In France a number of bodies exercise state control. The Accounting Office controls the execution of its own functions and supervises the financial discipline of all central and local state administrative bodies. The reports of the Accounting Office are sent to the president of France, and its decisions may be appealed only to the State Council. By means of financial inspectors, the Ministry of Finance controls the implementation of the budget by state agencies, as well as their accounts. In the prefectures, prefects exercise control over the legality and efficacy or administrative activities related to health care, social insurance, and road construction and maintenance. Control over state industrial enterprises is exercised by the State Board for Checking Property Holdings of Enterprises, which is subordinate to the Accounting Office. The annual accounts of the State Board are submitted to the National Assembly, the Council of Ministers, and the Accounting Office. State enterprises have permanent state commissioners, and large-scale enterprises have one or two comptrollers who keep track of the management’s proper use of property and funds. There are also specialized state control bodies in France, including boards of inspection of social insurance, education, bridges and roads, forests and bodies of water, and mines, which exercise control over the state and private sectors.
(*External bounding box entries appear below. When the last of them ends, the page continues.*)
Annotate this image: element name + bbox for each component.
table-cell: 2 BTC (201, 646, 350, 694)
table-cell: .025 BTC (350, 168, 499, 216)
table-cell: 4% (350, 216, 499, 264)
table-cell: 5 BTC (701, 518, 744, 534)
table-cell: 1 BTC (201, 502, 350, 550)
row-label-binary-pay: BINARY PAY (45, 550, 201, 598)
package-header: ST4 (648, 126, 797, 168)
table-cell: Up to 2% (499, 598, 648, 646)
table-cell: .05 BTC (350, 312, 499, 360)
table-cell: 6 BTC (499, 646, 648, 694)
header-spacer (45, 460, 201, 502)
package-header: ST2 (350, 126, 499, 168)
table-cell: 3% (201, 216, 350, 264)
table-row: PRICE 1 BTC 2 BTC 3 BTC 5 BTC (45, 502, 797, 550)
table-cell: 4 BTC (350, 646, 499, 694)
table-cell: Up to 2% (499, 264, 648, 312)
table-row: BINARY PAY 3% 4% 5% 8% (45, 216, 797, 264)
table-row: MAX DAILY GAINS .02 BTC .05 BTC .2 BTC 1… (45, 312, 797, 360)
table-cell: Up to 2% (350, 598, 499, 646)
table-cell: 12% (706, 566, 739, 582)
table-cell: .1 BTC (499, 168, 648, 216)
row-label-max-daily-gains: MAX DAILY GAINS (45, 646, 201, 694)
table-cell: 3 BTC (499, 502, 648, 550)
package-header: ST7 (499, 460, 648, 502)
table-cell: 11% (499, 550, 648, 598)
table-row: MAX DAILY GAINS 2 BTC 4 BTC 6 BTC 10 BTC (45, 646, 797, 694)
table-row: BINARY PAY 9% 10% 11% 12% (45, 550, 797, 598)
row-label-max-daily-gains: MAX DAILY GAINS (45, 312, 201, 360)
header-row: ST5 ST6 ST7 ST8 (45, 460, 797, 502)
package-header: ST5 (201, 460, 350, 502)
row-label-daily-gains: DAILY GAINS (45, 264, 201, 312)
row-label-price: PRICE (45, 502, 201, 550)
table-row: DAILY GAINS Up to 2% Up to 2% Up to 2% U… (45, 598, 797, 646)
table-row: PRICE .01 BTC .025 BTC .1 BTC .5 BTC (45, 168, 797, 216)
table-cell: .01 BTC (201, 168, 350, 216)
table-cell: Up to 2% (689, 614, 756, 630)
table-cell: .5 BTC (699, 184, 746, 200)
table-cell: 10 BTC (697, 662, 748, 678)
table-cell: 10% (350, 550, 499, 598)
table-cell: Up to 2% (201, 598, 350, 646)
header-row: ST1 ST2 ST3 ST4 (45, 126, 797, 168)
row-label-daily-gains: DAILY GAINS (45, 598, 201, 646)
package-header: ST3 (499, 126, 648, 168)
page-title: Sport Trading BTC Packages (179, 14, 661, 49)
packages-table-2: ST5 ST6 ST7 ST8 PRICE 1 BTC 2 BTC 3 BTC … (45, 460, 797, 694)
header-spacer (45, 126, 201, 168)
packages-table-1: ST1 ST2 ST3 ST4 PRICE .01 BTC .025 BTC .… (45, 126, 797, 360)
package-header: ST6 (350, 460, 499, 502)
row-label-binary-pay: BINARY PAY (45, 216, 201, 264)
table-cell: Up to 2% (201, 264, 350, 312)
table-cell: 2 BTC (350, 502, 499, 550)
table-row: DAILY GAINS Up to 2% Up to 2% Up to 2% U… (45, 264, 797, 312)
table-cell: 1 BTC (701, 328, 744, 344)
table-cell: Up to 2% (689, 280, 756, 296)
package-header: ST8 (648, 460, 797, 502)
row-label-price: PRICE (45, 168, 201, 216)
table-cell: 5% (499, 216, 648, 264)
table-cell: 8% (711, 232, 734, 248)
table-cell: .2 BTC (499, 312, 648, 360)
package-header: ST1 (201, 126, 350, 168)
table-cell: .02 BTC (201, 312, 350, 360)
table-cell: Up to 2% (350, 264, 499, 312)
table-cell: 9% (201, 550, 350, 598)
In the Scandinavian countries and Finland so-called procurators exercise state control. For example, in Sweden, procurators who are elected by parliament to four-year terms exercise control over the execution of laws by executive and judicial bodies. The procurators carry out their responsibilities by examining citizens’ complaints against the administration and by regular investigations of the execution of laws and other parliamentary resolutions by administrative bodies. Finland, Denmark, and Norway have analogous state control machinery. Their parliaments elect commissioners who exercise control in the name of parliament over the execution of laws by state bodies. These states also have other state control bodies. In addition, the Swedish parliament has finance and tax commissions that control implementation of the budget and supervise tax laws and customs collections.

REFERENCES

Lenin. V. I. Poln. sobr. soch. 5th ed., vol. 45, pp. 349–54, 383–406.
KPSS v rezoliulsiiakh i resheniiakh s”ezdov, konferentsii i plenumov TsK. 8th ed. Moscow. 1970. Vol. 2. pp. 444–49; vol. 3. pp. 253–60.
Dorokhova. G. A. Raboche-kresl’ianskaia inspektsiia v 1920–1923 gg. Moscow, 1959.
Ikonnikov. S. N. Organizatsiia i deiatel’nost’ RKI v 1920–1925 gg. Moscow, I960.
Lunev. A. F,. Gosudarstvennyi kontrol’ v SSSR. Moscow. 1951.
Morozov. L. F.. and V. P. Portnov. Organy TsKK-NK RKI v bor be za sovershenstvovanie sovetskogo gosudarstvennogo apparata (1923–1934 gg.). Moscow. 1964.
Narodnyi kontrol’ v SSSR. Moscow. 1967.
Narodnyi kontroler: Spravochnik. Edited by S. P. Mezentsev. Moscow, 1970.
Istoriia sovetskogo gosudarstva i prava, vols. 1–2. Moscow, 1968.